The US Capitol dome is reflected in water pooled in a folding chair that will used by spectators during a dress rehearsal for the presidential inauguration ceremony January 15, 2017 in Washington, DC. (Photo by AFP)

The tensions between the incoming US president and the director of the Central Intelligence Agency (CIA) have reached a new climax, with Donald Trump suggesting that John Brennan might have been the person who leaked fake news against him. The war of words began when Trump compared the US intelligence community to Nazi Germany, and Brennan in return warned the next US president to choose his words carefully. We have asked a former intelligence agent to shed more light on what is going on between the two American officials.
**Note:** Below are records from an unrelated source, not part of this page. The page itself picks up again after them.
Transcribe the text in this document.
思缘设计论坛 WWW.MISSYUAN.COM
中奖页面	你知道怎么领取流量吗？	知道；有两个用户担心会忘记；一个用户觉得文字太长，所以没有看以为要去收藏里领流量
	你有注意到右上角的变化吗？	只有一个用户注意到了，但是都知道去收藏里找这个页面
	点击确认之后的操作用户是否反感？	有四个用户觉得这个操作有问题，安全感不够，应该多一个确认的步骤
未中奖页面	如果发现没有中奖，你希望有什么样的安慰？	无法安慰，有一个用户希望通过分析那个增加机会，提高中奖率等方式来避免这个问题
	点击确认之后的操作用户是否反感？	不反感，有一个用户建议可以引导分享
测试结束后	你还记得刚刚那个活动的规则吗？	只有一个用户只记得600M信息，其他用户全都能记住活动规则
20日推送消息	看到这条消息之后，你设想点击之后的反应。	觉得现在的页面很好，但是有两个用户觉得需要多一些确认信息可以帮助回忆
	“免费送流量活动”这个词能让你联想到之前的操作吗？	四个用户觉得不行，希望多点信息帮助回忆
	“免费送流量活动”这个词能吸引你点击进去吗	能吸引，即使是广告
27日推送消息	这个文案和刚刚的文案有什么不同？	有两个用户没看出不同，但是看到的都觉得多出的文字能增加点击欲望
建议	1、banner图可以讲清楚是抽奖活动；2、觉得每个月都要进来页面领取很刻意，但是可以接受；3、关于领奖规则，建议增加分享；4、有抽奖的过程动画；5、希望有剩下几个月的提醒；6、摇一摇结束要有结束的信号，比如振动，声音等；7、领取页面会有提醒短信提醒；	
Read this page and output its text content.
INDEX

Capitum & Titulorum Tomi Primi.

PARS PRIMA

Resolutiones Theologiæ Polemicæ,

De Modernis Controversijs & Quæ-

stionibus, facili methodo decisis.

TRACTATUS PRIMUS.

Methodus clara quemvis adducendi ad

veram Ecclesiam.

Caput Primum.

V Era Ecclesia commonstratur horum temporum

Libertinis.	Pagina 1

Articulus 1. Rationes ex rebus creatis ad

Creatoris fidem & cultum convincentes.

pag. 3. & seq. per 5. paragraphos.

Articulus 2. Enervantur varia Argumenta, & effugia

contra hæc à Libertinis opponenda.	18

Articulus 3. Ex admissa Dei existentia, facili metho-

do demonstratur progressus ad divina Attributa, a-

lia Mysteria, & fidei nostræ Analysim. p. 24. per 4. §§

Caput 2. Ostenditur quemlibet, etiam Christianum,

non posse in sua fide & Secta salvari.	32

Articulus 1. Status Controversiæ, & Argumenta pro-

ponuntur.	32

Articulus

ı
Glenn Carle, a former CIA agent from Boston, said the struggle between the president-elect and the intelligence community hints at an institutional crisis in the United States.

The clash between Trump and the US intelligence apparatus “hurts morale” and shows the underlying crisis in the establishment, Carle noted.

“Officers of the CIA rise above morale or attitude to serve, but greater than that is the institutional crisis that the struggle creates,” he argued, adding, America is facing perhaps the “greatest institutional crisis” that it has faced since 1861.

Criticizing the president-elect’s attack on the intelligence community, he said, “It is a huge thing for Trump to even be hinting at or moving towards unintentionally or intentionally.”

When Trump dares to denigrate dozens of thousands of dedicated men and women in the intelligence community who provide the executive branch with intelligence, Carle stated, then he is left alone with his tweeter account.

Pointing to the consequences of Trump’s attitude towards the intelligence apparatus, the former agent warned, “The world is a dangerous place with this competition and it’s worse than ill-advised to dismiss out of ignorance and personal defensiveness the organs of government.”

“Demagogues can win popular support by dramatic gestures. Often democratic societies or electorates can be convinced that something is good which leads to catastrophe for them,” he concluded.

The tensions between Trump and CIA exacerbated when the news website BuzzFeed published a 35-page document alleging that Russia was in possession of a compromising dossier which made Trump a subject of its influence.